Development of new and improved insulins.

Administration of insulin by alternate routes like nasal, inhalation.

Improvement in the management and outcome of pancreatic and islet cell transplantation.[28]

Pancreatic and islet cell transplantation

Pancreatic transplantation was first reported in 1966 with significant improvement in operative techniques and immnosuppressive drugs over the years.[45] Pancreatic transplantation is not generally recommended in children because of the risks of surgery and prolonged immunosuppression.[46] Successful islet cell transplantation was first reported in 1980 and recent advances in immunosuppressive therapy and transplant biology with the development of the regimen called Edmonton protocol led to very good result of 80% rate of insulin independence and euglycaemia at 1 year post-transplant. However, longer term follow up has tempered enthusiasm for this strategy.[47]

Techniques are now underway to develop stem cell therapy to isolate and propagate islet cell progenitor cells from adult pancreas or extrapancreatic sources suitable for transplantation.[48]
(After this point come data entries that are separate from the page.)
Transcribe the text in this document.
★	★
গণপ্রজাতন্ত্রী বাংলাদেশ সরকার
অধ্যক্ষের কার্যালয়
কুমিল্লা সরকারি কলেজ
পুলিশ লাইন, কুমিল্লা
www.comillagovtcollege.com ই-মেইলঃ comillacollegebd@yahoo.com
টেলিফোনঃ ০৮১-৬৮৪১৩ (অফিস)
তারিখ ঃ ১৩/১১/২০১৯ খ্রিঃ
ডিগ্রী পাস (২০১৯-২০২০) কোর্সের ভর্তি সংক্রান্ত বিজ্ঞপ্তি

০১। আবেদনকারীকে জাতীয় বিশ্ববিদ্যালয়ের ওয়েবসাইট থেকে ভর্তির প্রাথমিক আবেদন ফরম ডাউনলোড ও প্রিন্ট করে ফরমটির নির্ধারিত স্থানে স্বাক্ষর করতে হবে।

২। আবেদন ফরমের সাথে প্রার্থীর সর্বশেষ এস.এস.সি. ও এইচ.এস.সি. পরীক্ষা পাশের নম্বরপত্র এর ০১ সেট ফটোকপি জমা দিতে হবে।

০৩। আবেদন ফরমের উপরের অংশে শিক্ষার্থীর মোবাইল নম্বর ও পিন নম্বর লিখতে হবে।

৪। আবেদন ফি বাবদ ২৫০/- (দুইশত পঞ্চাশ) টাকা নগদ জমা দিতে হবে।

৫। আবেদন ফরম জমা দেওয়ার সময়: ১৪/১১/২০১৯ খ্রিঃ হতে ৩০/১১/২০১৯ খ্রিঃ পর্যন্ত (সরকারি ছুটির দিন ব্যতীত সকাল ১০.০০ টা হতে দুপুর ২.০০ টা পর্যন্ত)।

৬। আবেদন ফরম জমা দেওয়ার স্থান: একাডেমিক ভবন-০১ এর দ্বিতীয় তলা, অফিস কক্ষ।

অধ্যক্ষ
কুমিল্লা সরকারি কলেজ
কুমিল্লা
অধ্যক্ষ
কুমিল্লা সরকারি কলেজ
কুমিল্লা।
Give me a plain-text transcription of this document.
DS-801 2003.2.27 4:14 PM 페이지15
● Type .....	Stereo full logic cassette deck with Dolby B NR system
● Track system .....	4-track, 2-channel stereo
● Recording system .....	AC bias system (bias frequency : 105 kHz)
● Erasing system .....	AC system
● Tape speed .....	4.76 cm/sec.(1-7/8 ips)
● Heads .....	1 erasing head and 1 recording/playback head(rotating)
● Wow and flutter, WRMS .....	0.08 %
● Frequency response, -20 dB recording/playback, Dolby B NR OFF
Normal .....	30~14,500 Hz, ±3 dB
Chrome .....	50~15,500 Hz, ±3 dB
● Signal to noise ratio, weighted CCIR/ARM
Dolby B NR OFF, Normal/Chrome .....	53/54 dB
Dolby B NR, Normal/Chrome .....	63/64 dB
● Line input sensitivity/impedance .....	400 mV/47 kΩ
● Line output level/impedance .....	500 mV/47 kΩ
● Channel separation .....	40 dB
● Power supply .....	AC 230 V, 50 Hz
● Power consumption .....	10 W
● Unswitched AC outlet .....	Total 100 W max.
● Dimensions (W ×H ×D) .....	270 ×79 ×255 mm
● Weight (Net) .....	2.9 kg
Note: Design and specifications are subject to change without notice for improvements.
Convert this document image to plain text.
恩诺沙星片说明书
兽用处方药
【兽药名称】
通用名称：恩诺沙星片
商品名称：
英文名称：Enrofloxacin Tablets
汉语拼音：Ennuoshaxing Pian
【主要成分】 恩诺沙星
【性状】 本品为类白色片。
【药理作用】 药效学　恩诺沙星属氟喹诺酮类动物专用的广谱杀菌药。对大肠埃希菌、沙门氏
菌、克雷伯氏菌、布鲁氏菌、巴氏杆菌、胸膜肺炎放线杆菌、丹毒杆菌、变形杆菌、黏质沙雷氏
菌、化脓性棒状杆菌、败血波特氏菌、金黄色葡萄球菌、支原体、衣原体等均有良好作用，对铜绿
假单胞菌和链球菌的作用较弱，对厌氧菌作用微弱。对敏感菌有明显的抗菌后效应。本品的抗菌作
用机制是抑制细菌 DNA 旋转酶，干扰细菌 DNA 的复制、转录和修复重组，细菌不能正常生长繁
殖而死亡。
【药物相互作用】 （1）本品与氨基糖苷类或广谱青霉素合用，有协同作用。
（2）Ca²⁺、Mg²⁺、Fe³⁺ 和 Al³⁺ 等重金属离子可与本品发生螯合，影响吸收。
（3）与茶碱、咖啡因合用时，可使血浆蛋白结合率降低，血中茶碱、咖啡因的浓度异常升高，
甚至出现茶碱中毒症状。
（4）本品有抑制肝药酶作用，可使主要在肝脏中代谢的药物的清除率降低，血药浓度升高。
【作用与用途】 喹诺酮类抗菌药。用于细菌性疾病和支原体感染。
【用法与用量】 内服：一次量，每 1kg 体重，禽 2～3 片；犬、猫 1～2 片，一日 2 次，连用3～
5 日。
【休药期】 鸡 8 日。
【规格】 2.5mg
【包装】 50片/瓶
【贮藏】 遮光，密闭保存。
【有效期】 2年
In conclusion, T1DM is not uncommon in African children despite the paucity of data on the epidemiology in Africa. It is an autoimmune disorder that is usually triggered by some environmental factors in genetically susceptible individuals. DKA may be the initial presentation of T1DM and is the most important cause of mortality and severe morbidity in children with diabetes, particularly at the time of first diagnosis. In Africa, it is the most frequent cause of death in patients with T1DM. The risk of complications relates to diabetic control. With good management, patients can expect to lead full, normal, and healthy lives. Mortality and morbidity associated with T1DM diabetes has perceptually declined with the identification and widespread use of newer insulins and automated methods of delivery via programmable pumps. Furthermore, there are prospects in islet cell transplantation and the development of stem cell therapy for future cure of the disease.

Sadly, this remarkable achievement has not reached the children who develop diabetes in sub-Saharan Africa where the onset of childhood diabetes may be the equivalent of a death sentence. Two major issues of importance related to T1DM in developing countries are missed diagnosis and unavailability of insulin.